Tea has an enormous place in the cultural heart of the country. It is used not only as a drink, but also as a food in Laphet Thoke (tea-leaf salad), one of the dishes that tourists tend to sample, a slightly bitter but truly delicious dish made using tea leaves, sesame seeds, fried peas, garlic, dried shrimp and peanuts. Tea houses are also popular social centers, and it is common practice to have a drink at one each day with friends and catch up. Tea is also offered to any guest who visits a household. Betel nuts are the second staple of Myanmar food, and are consumed at a remarkable speed by Myanmar men. Sold from stands set up on almost every street, the mild stimulant gained from chewing the nuts is reasonably addictive, and for a tourist has the initially disconcerting effect of dyeing the user’s teeth red!
5. Myanmar festival
One of the largest festivals that present Burmese customs at their very best is Thingyan.
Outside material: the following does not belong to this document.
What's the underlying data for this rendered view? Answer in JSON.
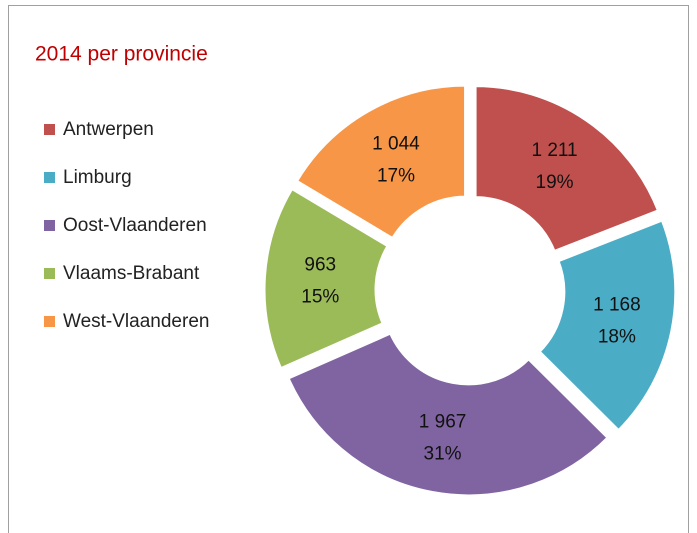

This is the New Year that’s celebrated in April and is characterized by the entire country taking part in a huge water fight. Anyone who’s traveled to Thailand and experienced Songkran will know what this event is all about.
The Burmese New Year follows the lunar calendar and the dates are slightly different each year. Celebrations usually begin after a day of observing strict Buddhist practices and making offerings during daylight hours on the first day. This is then followed by four days of partying, drinking, and spraying water at each other.
Phaung Daw U is another large festival that’s held at Inle Lake. Four large golden images of Buddha are paraded around the lake on boats with people coming from all around the country to attend and give their respects. This ties in strongly with the conservative Buddhism Myanmar beliefs that are dominant around the country.
The Festival of Light (known locally as Thadingyut) begins soon after Phaung Daw U. Locals light candles, lamps, and lanterns and use them as decorations in religious buildings to celebrate the return of Buddha back to earth. Both are great festivals to attend to get more of an idea into the local way of life and culture.